At this point, the CLI says I need to be in DFU mode again. When I hold down the Mode and Reset keys to enter DFU mode like before, DFU mode does not start, even after holding the buttons down for several minutes.

Running out of ideas, I tried hitting the reset button repeatedly, unplugging the Electron, holding down the buttons with random timing, pressing the buttons in random order, resetting and unplugging again for about 10 minutes. Finally, (don’t ask me how) I got into DFU mode again by holding down the buttons. I re-entered "particle keys doctor [device ID number] and got the message: "New Key Created! Make sure your device is in DFU mode (blinking yellow), and that your computer is online. I couldn’t find the fille: [device ID ]_ec_new.der. I really have no idea what a .der file is, or what its significance is at this point.

At this point the device was not yet visible on the Console. After resetting, the system still gets stuck at flashing cyan. This is the fast flash rate: as if the module is on the verge of connecting. But it is still 100% un-reachable.

Because you need to release the RESET button but keep on holding SEUPT - otherwise you just keep the device in reset state.

This happened to me with a few (really) old Cores that had been running fine for years. The fix for me was:

  1. Connect the device to a computer via USB and put the device in DFU mode
  2. Run: particle keys doctor <device id>
  3. If the device does not stay in DFU mode after step 2, put it back in DFU mode
  4. Run: particle flash --usb tinker

That got my Cores back online. You will need to re-flash your original code to the Electron afterwards. If possible, I would recommend recompiling (either cloud or locally) with the latest firmware version.

The module is still unreachable.

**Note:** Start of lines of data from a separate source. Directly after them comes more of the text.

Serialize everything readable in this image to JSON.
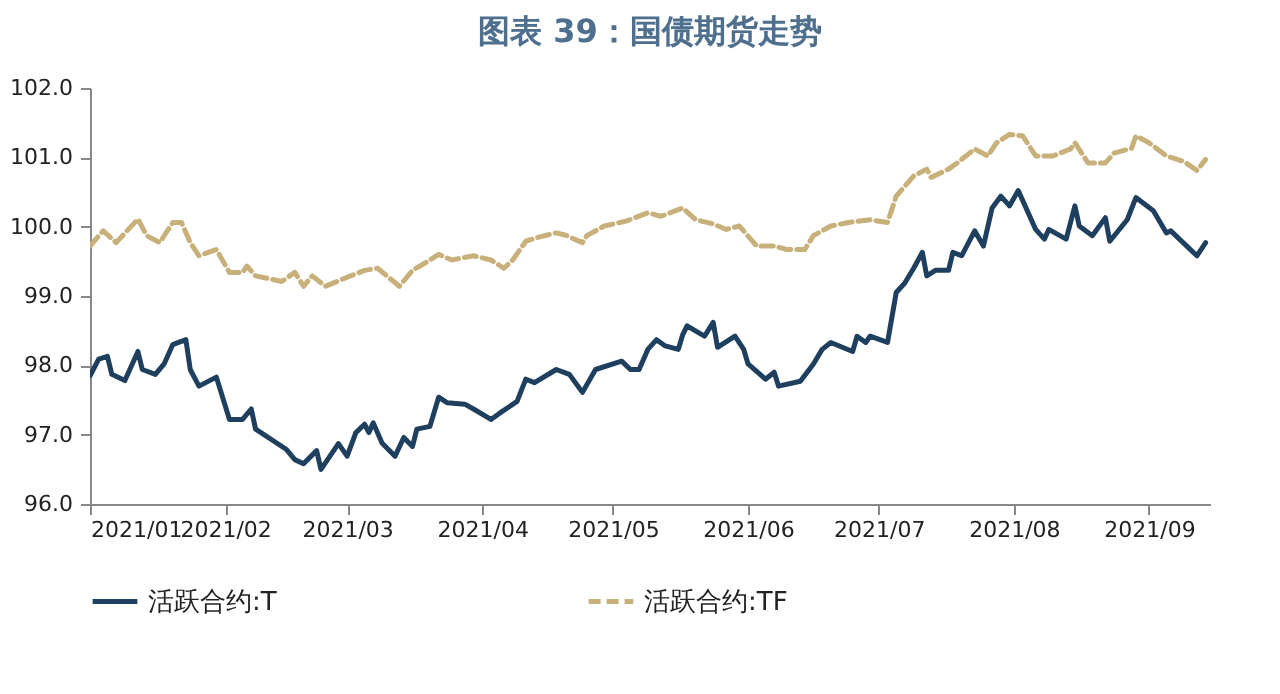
{
  "chart_data": {
    "type": "line",
    "title": "图表 39：国债期货走势",
    "xlim": [
      "2021-01-01",
      "2021-09-15"
    ],
    "xticks": [
      {
        "value": "2021-01-01",
        "label": "2021/01"
      },
      {
        "value": "2021-02-01",
        "label": "2021/02"
      },
      {
        "value": "2021-03-01",
        "label": "2021/03"
      },
      {
        "value": "2021-04-01",
        "label": "2021/04"
      },
      {
        "value": "2021-05-01",
        "label": "2021/05"
      },
      {
        "value": "2021-06-01",
        "label": "2021/06"
      },
      {
        "value": "2021-07-01",
        "label": "2021/07"
      },
      {
        "value": "2021-08-01",
        "label": "2021/08"
      },
      {
        "value": "2021-09-01",
        "label": "2021/09"
      }
    ],
    "ylim": [
      96,
      102
    ],
    "yticks": [
      {
        "value": 96,
        "label": "96.0"
      },
      {
        "value": 97,
        "label": "97.0"
      },
      {
        "value": 98,
        "label": "98.0"
      },
      {
        "value": 99,
        "label": "99.0"
      },
      {
        "value": 100,
        "label": "100.0"
      },
      {
        "value": 101,
        "label": "101.0"
      },
      {
        "value": 102,
        "label": "102.0"
      }
    ],
    "grid": false,
    "legend": "bottom",
    "marker": "none",
    "series": [
      {
        "name": "活跃合约:T",
        "color": "#1f3f5f",
        "line_style": "solid",
        "x": [
          "2021-01-01",
          "2021-01-03",
          "2021-01-05",
          "2021-01-06",
          "2021-01-09",
          "2021-01-12",
          "2021-01-13",
          "2021-01-16",
          "2021-01-18",
          "2021-01-20",
          "2021-01-23",
          "2021-01-24",
          "2021-01-26",
          "2021-01-30",
          "2021-02-02",
          "2021-02-05",
          "2021-02-07",
          "2021-02-08",
          "2021-02-15",
          "2021-02-17",
          "2021-02-19",
          "2021-02-22",
          "2021-02-23",
          "2021-02-27",
          "2021-03-01",
          "2021-03-03",
          "2021-03-05",
          "2021-03-06",
          "2021-03-07",
          "2021-03-09",
          "2021-03-12",
          "2021-03-14",
          "2021-03-16",
          "2021-03-17",
          "2021-03-20",
          "2021-03-22",
          "2021-03-24",
          "2021-03-28",
          "2021-03-30",
          "2021-04-03",
          "2021-04-05",
          "2021-04-09",
          "2021-04-11",
          "2021-04-13",
          "2021-04-18",
          "2021-04-21",
          "2021-04-24",
          "2021-04-27",
          "2021-05-03",
          "2021-05-05",
          "2021-05-07",
          "2021-05-09",
          "2021-05-11",
          "2021-05-13",
          "2021-05-16",
          "2021-05-17",
          "2021-05-18",
          "2021-05-22",
          "2021-05-24",
          "2021-05-25",
          "2021-05-29",
          "2021-05-31",
          "2021-06-01",
          "2021-06-05",
          "2021-06-07",
          "2021-06-08",
          "2021-06-13",
          "2021-06-16",
          "2021-06-18",
          "2021-06-20",
          "2021-06-25",
          "2021-06-26",
          "2021-06-28",
          "2021-06-29",
          "2021-07-03",
          "2021-07-05",
          "2021-07-07",
          "2021-07-09",
          "2021-07-11",
          "2021-07-12",
          "2021-07-14",
          "2021-07-17",
          "2021-07-18",
          "2021-07-20",
          "2021-07-23",
          "2021-07-25",
          "2021-07-27",
          "2021-07-29",
          "2021-07-31",
          "2021-08-02",
          "2021-08-06",
          "2021-08-08",
          "2021-08-09",
          "2021-08-13",
          "2021-08-15",
          "2021-08-16",
          "2021-08-19",
          "2021-08-22",
          "2021-08-23",
          "2021-08-27",
          "2021-08-29",
          "2021-09-02",
          "2021-09-05",
          "2021-09-06",
          "2021-09-12",
          "2021-09-14"
        ],
        "values": [
          97.85,
          98.09,
          98.13,
          97.87,
          97.78,
          98.2,
          97.94,
          97.87,
          98.02,
          98.3,
          98.37,
          97.94,
          97.7,
          97.83,
          97.22,
          97.22,
          97.37,
          97.08,
          96.79,
          96.64,
          96.58,
          96.77,
          96.5,
          96.87,
          96.69,
          97.03,
          97.15,
          97.03,
          97.17,
          96.88,
          96.69,
          96.96,
          96.83,
          97.08,
          97.12,
          97.54,
          97.46,
          97.44,
          97.37,
          97.22,
          97.31,
          97.48,
          97.8,
          97.75,
          97.94,
          97.87,
          97.61,
          97.94,
          98.06,
          97.94,
          97.94,
          98.23,
          98.37,
          98.28,
          98.23,
          98.44,
          98.57,
          98.42,
          98.62,
          98.26,
          98.42,
          98.23,
          98.02,
          97.8,
          97.9,
          97.7,
          97.77,
          98.02,
          98.23,
          98.33,
          98.2,
          98.42,
          98.33,
          98.42,
          98.33,
          99.05,
          99.19,
          99.4,
          99.63,
          99.29,
          99.37,
          99.37,
          99.63,
          99.58,
          99.94,
          99.72,
          100.27,
          100.44,
          100.3,
          100.52,
          99.96,
          99.82,
          99.96,
          99.82,
          100.3,
          100.01,
          99.87,
          100.13,
          99.79,
          100.1,
          100.42,
          100.23,
          99.91,
          99.94,
          99.58,
          99.77
        ]
      },
      {
        "name": "活跃合约:TF",
        "color": "#c8b07a",
        "line_style": "dashed",
        "x": [
          "2021-01-01",
          "2021-01-04",
          "2021-01-07",
          "2021-01-12",
          "2021-01-14",
          "2021-01-17",
          "2021-01-20",
          "2021-01-22",
          "2021-01-24",
          "2021-01-26",
          "2021-01-30",
          "2021-02-02",
          "2021-02-05",
          "2021-02-06",
          "2021-02-08",
          "2021-02-14",
          "2021-02-17",
          "2021-02-19",
          "2021-02-21",
          "2021-02-24",
          "2021-03-01",
          "2021-03-05",
          "2021-03-08",
          "2021-03-13",
          "2021-03-16",
          "2021-03-19",
          "2021-03-22",
          "2021-03-25",
          "2021-03-30",
          "2021-04-03",
          "2021-04-06",
          "2021-04-08",
          "2021-04-11",
          "2021-04-14",
          "2021-04-18",
          "2021-04-20",
          "2021-04-24",
          "2021-04-25",
          "2021-04-29",
          "2021-05-04",
          "2021-05-09",
          "2021-05-12",
          "2021-05-17",
          "2021-05-20",
          "2021-05-24",
          "2021-05-27",
          "2021-05-30",
          "2021-06-03",
          "2021-06-07",
          "2021-06-10",
          "2021-06-14",
          "2021-06-16",
          "2021-06-20",
          "2021-06-24",
          "2021-06-29",
          "2021-07-03",
          "2021-07-05",
          "2021-07-09",
          "2021-07-12",
          "2021-07-13",
          "2021-07-17",
          "2021-07-19",
          "2021-07-23",
          "2021-07-26",
          "2021-07-28",
          "2021-07-31",
          "2021-08-03",
          "2021-08-06",
          "2021-08-10",
          "2021-08-14",
          "2021-08-15",
          "2021-08-18",
          "2021-08-22",
          "2021-08-24",
          "2021-08-28",
          "2021-08-29",
          "2021-09-01",
          "2021-09-05",
          "2021-09-09",
          "2021-09-12",
          "2021-09-14"
        ],
        "values": [
          99.72,
          99.94,
          99.77,
          100.11,
          99.87,
          99.77,
          100.06,
          100.06,
          99.77,
          99.58,
          99.67,
          99.34,
          99.34,
          99.43,
          99.29,
          99.21,
          99.34,
          99.14,
          99.29,
          99.14,
          99.27,
          99.37,
          99.4,
          99.14,
          99.37,
          99.48,
          99.6,
          99.52,
          99.58,
          99.52,
          99.4,
          99.52,
          99.79,
          99.85,
          99.91,
          99.88,
          99.77,
          99.87,
          100.01,
          100.08,
          100.2,
          100.15,
          100.27,
          100.1,
          100.04,
          99.96,
          100.01,
          99.72,
          99.72,
          99.67,
          99.67,
          99.87,
          100.01,
          100.06,
          100.1,
          100.06,
          100.44,
          100.73,
          100.83,
          100.71,
          100.83,
          100.92,
          101.12,
          101.02,
          101.21,
          101.33,
          101.31,
          101.02,
          101.02,
          101.12,
          101.21,
          100.92,
          100.92,
          101.06,
          101.13,
          101.31,
          101.21,
          101.02,
          100.94,
          100.81,
          100.97
        ]
      }
    ]
  }
}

I went ahead and removed it from the circuit assembly it was seated in, and replaced it with a spare Electron I hadn’t used yet. I’ve activated and claimed this new module, and updated it immediately from version 0.5.4 to version 0.7.0.

I took the unreachable Electron and put it in DFU mode again…

  1. I ran: particle keys doctor <device id>
  2. Response was:
    New Key Created!
    Make sure your device is in DFU mode (blinking yellow), and that your computer is online.: I couldn't find the file <device id>_ec_new.der
  3. I ran: particle flash --usb tinker
  4. Response was: flash success!

As of now, the module is doing the same thing as before:

  1. Flashing green
  2. Flashing cyan rapidly (>1 minute)
  3. Flashing red (1-2 seconds)
  4. Repeat

I’d just consider it a destroyed device, since I’ve already tested the replacement and am pretty much at the point of diminishing returns for diagnosing this. Unless fixing whatever a .der file manages is a short process (<1 hour).

Obviously that didn't work.
Can you find the *_ec_new.der file anywhere on your machine?
Did you - by any chance - run that command from a directory without write permission?

With particle keys doctor you should usually also run particle keys server to be on the safe side.